You may have heard of Greyfriar’s Bobby, a dog the mutt cultists love trot out to show the u dying loyalty of dogs. “Bobby” was said to have mourned the master’s passing so much, the dog refused to leave the guy’s grave for 15 years. Well, according to Time Magazine online www.time.com the whole thing was a hoax created to bring publicity and tourist money to this Scottish town. A statue of the dog was erected, and the mutt’s “loyalty” has been gushed about in numerous dog books. Even I fell for it. I figured the dog stuck around the grave due to the owner’s scent. Though there was a dog called Bobby, and the deceased master’s grave, the dog didn’t perform this feat of loyalty and in fact died and was replaced by a similar looking dog to dupe people it was loyal for 15 years.
An e-mail friend who knows I hate dogs nonetheless included dogs in a report of sad personal events that have happened recently. He mentioned the deaths and funerals of several family members and old friends, and “to top it off, a friend put their old sick dog to sleep.” I replied with condolences regarding the deceased people, but added that his friend's dogs were too insignificant to have
mentioned. Did I do the right thing? Would you all have kept quiet?
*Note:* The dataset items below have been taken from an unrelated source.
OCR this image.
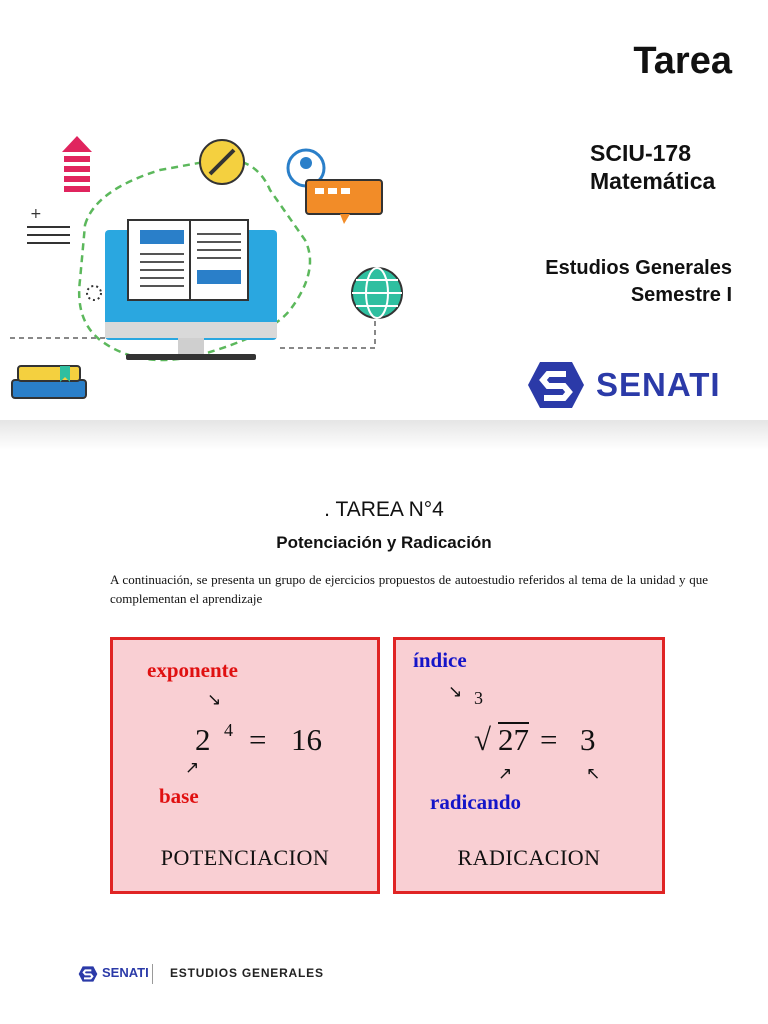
+
Tarea
SCIU-178
Matemática
Estudios Generales
Semestre I
SENATI
. TAREA N°4
Potenciación y Radicación

A continuación, se presenta un grupo de ejercicios propuestos de autoestudio referidos al tema de la unidad y que complementan el aprendizaje

exponente
↘
2 4 = 16
↗
base
POTENCIACION
índice
↘ 3
√ 27 = 3
↗	↖
radicando
RADICACION
SENATI ESTUDIOS GENERALES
A dog was airlifted out of the Angeles Forest in California after it became too tired during a hike. The sheriff’s department summoned a helicopter to transport the dog tired mutt to safety. Can you believe this? What a waste of equipment and effort! The stupid dog apparently wasn’t all that tired, for it resisted going in to the helicopter, so it had to be strapped down to a gurney. Oh how funny it would have been if something went wrong and the dog slippped out, plummeting to the ground. No such luck.